The Trump Exception
We are living in truly remarkable times. A never-ending series of eminently preventable tragedies have made it impossible to deny the existence, insidiousness and pervasiveness of institutional and systematic racism, particularly in regards to how people of color are treated by law enforcement.
People everywhere are waking up to some of the brutal realities of race and racism that non-whites have known about for ages but that white people have often been too privileged or too oblivious to understand or acknowledge. Even more remarkably, we’re suddenly gripped with a culture-wide desire to do something about racism, to take direct action to try to make the world a better, more equitable place by donating money to worthy charities or marching in the streets or publicly asserting that our upscale cupcake boutique supports Black Lives Matters.
There are exceptions of course. As always, the biggest, most frustrating and maddening exception is Donald Trump. If you are Donald Trump then it is VERY possible to deny the existence, insidiousness and pervasiveness of institutional and systematic racism, just as it is EXCEEDINGLY possible to deny the existence, insidiousness and pervasiveness of police brutality.
It’s not just possible for Trump to deny the existence and pervasiveness of the overlapping evils of racism and police brutality: it’s absolutely imperative. It’s something that must be done, publicly and repeatedly until a gaslit public that knows in their bones just how real and evil racism is begins to doubt itself and its convictions.

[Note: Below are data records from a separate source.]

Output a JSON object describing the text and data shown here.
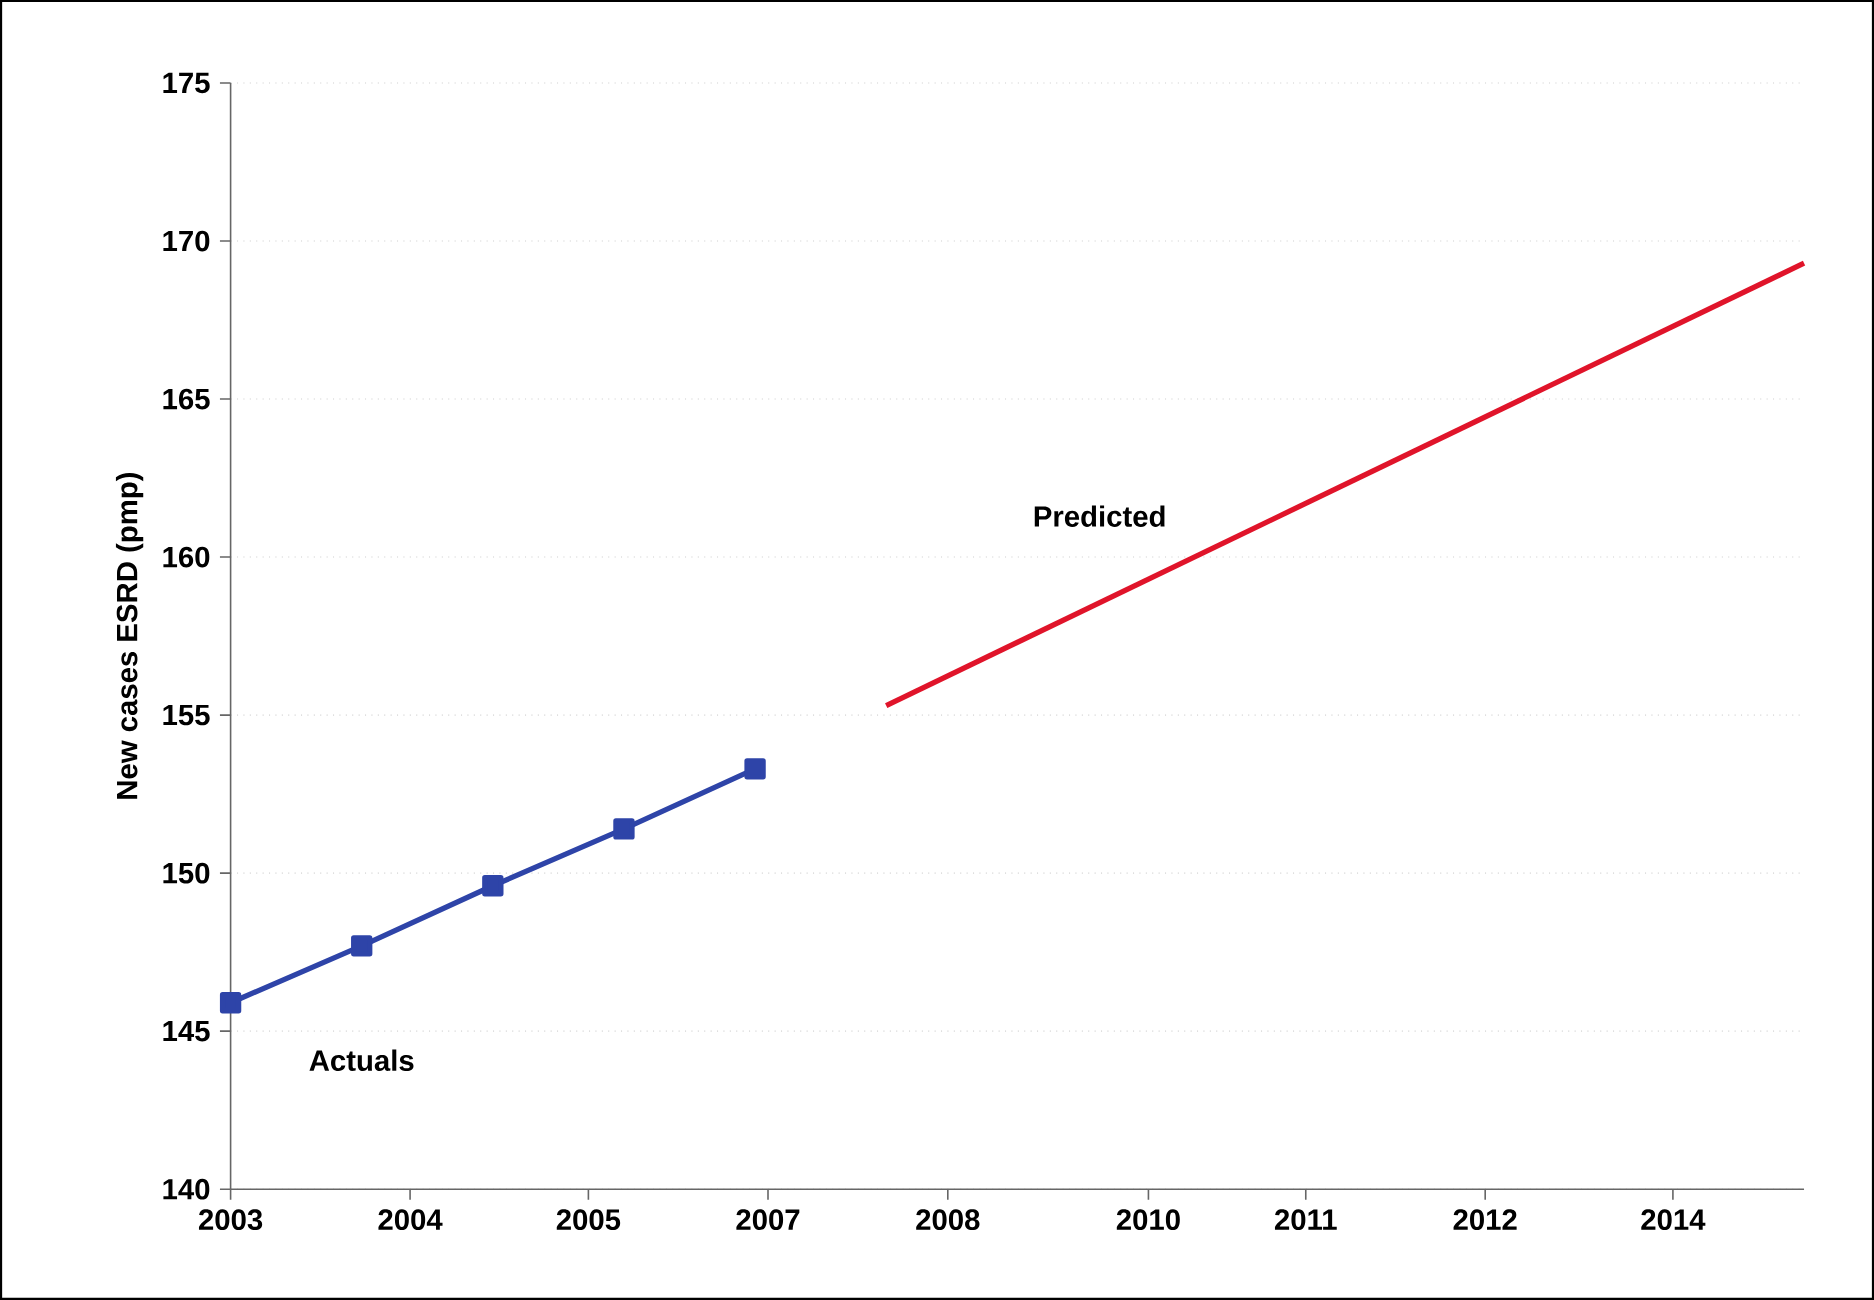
{
  "chart_data": {
    "type": "line",
    "ylabel": "New cases ESRD (pmp)",
    "xlim": [
      "2003",
      "2015"
    ],
    "xticks": [
      {
        "value": "2003-01-01",
        "label": "2003"
      },
      {
        "value": "2004-05-15",
        "label": "2004"
      },
      {
        "value": "2005-09-24",
        "label": "2005"
      },
      {
        "value": "2007-02-06",
        "label": "2007"
      },
      {
        "value": "2008-06-21",
        "label": "2008"
      },
      {
        "value": "2010-01-01",
        "label": "2010"
      },
      {
        "value": "2011-03-15",
        "label": "2011"
      },
      {
        "value": "2012-07-27",
        "label": "2012"
      },
      {
        "value": "2014-01-01",
        "label": "2014"
      }
    ],
    "ylim": [
      140,
      175
    ],
    "yticks": [
      140,
      145,
      150,
      155,
      160,
      165,
      170,
      175
    ],
    "grid": "y",
    "series": [
      {
        "name": "Actuals",
        "color": "#2e44a8",
        "marker": "square",
        "x": [
          "2003",
          "2004",
          "2005",
          "2006",
          "2007"
        ],
        "values": [
          145.9,
          147.7,
          149.6,
          151.4,
          153.3
        ]
      },
      {
        "name": "Predicted",
        "color": "#e0142a",
        "marker": "none",
        "x": [
          "2008",
          "2015"
        ],
        "values": [
          155.3,
          169.3
        ]
      }
    ]
  }
}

If you’re Trump, you can stick your fingers in your ears and close your eyes and scream at the top of your lungs, “LAW & ORDER! Support the police! Antifa THUGS! Protesters will be met with vicious dogs and the most ominous weapons! When the looting starts, the shooting starts!”
Trump has been the exception in other ways as well. #Metoo spelt the personal and professional end of countless awful men creditably accused of sexual harassment and assault by multiple women over a period of decades, but not for Trump. We live in hyper-sensitive times where it’s not terribly unusual for some low-level government employee to get fired for writing something sexist or racist or hateful on social media. But when Trump writes something sexist or racist or hateful or rooted in paranoid conspiracy-mongering on social media his poll numbers improve.
African-Americans are telling Trump and white America that the time for profound systematic societal change has come, that we are at a crossroads in our nation’s history and that it is incumbent upon us to do the right thing and take a long, hard look in the mirror and come to terms with the role that we play, individually and collectively, in perpetuating toxic and deeply destructive cycles of racism and oppression.
Trump’s answer to this eloquent and righteous rage is to insist that he, Donald Trump, the face of the Birther movement and high-profile arch-enemy of the Central Park 5 has been the greatest president for African-Americans since Abraham Lincoln.
It’s as if black America is in a toxic marriage with Trump and they’re continually telling him that they feel abused and mistreated, ignored and scapegoated and that their always difficult and tenuous connection has been damaged beyond repair and his defense is to say that they’re making more money with him and that he consequently is the single greatest husband in the history of the world and it is incumbent upon them to prove otherwise.
You can’t come to an understanding when your mindsets are that far apart. You also cannot come to an understanding if you have no interest in coming to an understanding. It is achingly apparent that Trump has no interest in healing racial wounds when his entire electoral strategy is rooted in enflaming racial tensions by depicting white America as under siege by ominous others, with his administration and his acolytes as the only barrier between white, Christian civilization and the forces of destruction and anarchy.
Trump was elected largely as a backlash to racial and societal progress. He was the unanimous choice of people who wanted to pretend that racism didn’t exist anymore, or that it did but its true victims were good-hearted white folks unfairly maligned as racist just because of their words, actions, deeds, tweets and support for him and his racist ideas.
My fear is that Trump will be able to once again spin racial fear into votes and get re-elected by bucking the forces of progress with an unmistakably race-based play to white fear and white rage.
Trump’s rage-tweeting only looks tone-deaf and half-insane to the other side. To his supporters, regularly taking to Twitter to scream LAW & ORDER or babble about Nixon’s Silent Majority is the kind of crude but effective dog-whistle that will tragically probably go down in history books as the kind of primitive and unhinged political tool Trump used to defeat opponents who were too dignified and sane to stoop to his level somewhere deep below the sewer.